We selected all randomised controlled clinical trials (RCTs) involving people diagnosed with schizophrenia or related disorders, which compared adding CBT to standard care with standard care given alone. Outcomes of interest included relapse, rehospitalisation, mental state, adverse events, social functioning, quality of life, and satisfaction with treatment.We included studies fulfilling the predefined inclusion criteria and reporting useable data.
We complied with the Cochrane recommended standard of conduct for data screening and collection. Where possible, we calculated relative risk (RR) and its 95% confidence interval (CI) for binary data and mean difference (MD) and its 95% confidence interval for continuous data. We assessed risk of bias for included studies and created a 'Summary of findings' table using GRADE.

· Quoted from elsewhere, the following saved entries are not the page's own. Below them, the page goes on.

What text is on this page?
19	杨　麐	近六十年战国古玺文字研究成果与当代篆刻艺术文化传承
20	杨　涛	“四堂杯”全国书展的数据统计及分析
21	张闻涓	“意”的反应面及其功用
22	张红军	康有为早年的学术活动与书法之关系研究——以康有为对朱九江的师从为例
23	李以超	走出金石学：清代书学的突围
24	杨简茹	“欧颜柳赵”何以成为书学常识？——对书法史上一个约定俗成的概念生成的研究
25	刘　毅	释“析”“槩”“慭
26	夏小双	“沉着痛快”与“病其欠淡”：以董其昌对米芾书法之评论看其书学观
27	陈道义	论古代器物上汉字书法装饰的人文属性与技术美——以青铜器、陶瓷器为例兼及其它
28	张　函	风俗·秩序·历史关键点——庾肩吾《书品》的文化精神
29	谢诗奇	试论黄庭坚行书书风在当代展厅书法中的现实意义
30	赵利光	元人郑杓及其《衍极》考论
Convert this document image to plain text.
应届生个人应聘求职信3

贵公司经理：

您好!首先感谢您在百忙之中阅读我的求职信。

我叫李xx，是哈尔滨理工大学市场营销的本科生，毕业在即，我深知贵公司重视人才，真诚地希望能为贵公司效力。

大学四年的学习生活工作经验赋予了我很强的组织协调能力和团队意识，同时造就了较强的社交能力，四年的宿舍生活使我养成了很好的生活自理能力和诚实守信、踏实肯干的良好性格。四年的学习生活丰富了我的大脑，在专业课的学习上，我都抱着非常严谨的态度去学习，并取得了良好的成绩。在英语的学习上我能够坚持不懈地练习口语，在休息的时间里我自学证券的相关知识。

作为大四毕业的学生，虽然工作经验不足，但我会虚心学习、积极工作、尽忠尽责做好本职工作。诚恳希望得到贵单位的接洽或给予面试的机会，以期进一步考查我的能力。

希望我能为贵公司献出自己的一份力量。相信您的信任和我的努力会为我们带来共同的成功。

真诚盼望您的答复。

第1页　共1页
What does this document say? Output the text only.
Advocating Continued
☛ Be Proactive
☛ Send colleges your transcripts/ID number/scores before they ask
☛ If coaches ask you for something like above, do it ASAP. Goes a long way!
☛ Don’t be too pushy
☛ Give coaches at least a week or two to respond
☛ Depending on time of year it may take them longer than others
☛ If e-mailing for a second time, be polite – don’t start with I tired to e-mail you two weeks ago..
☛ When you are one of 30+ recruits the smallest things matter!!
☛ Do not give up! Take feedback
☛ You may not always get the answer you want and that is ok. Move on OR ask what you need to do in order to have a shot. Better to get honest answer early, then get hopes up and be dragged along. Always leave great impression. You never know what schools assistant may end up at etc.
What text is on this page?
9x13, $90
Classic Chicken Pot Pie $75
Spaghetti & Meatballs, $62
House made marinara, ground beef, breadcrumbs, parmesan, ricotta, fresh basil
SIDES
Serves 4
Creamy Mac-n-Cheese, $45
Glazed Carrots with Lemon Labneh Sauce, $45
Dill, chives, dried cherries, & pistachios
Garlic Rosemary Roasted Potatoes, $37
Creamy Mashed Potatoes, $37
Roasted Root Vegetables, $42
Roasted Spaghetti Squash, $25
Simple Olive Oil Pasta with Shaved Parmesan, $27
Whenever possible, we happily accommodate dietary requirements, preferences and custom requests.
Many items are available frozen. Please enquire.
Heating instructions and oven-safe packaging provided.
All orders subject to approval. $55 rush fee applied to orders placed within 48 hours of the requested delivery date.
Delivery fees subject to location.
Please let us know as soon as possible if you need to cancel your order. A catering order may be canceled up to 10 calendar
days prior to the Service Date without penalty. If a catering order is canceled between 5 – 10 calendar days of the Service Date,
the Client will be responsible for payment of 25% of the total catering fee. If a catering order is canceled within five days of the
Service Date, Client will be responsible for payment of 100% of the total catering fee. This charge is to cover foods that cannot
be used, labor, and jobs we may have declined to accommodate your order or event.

This review now includes 60 trials with 5,992 participants, all comparing CBT added to standard care with standard care alone. Results for the main outcomes of interest (all long term) showed no clear difference between CBT and standard care for relapse (RR 0.78, 95% CI 0.61 to 1.00; participants = 1538; studies = 13, low-quality evidence). Two trials reported global state improvement. More participants in the CBT groups showed clinically important improvement in global state (RR 0.57, 95% CI 0.39 to 0.84; participants = 82; studies = 2 , very low-quality evidence). Five trials reported mental state improvement. No differences in mental state improvement were observed (RR 0.81, 95% CI 0.65 to 1.02; participants = 501; studies = 5, very low-quality evidence). In terms of safety, adding CBT to standard care may reduce the risk of having an adverse event (RR 0.44, 95% CI 0.27 to 0.72; participants = 146; studies = 2, very low-quality evidence) but appears to have no effect on long-term social functioning (MD 0.56, 95% CI -2.64 to 3.76; participants = 295; studies = 2, very low-quality evidence, nor on long-term quality of life (MD -3.60, 95% CI -11.32 to 4.12; participants = 71; study = 1, very low-quality evidence). It also has no effect on long-term satisfaction with treatment (measured as 'leaving the study early') (RR 0.93, 95% CI 0.77 to 1.12; participants = 1945; studies = 19, moderate-quality evidence).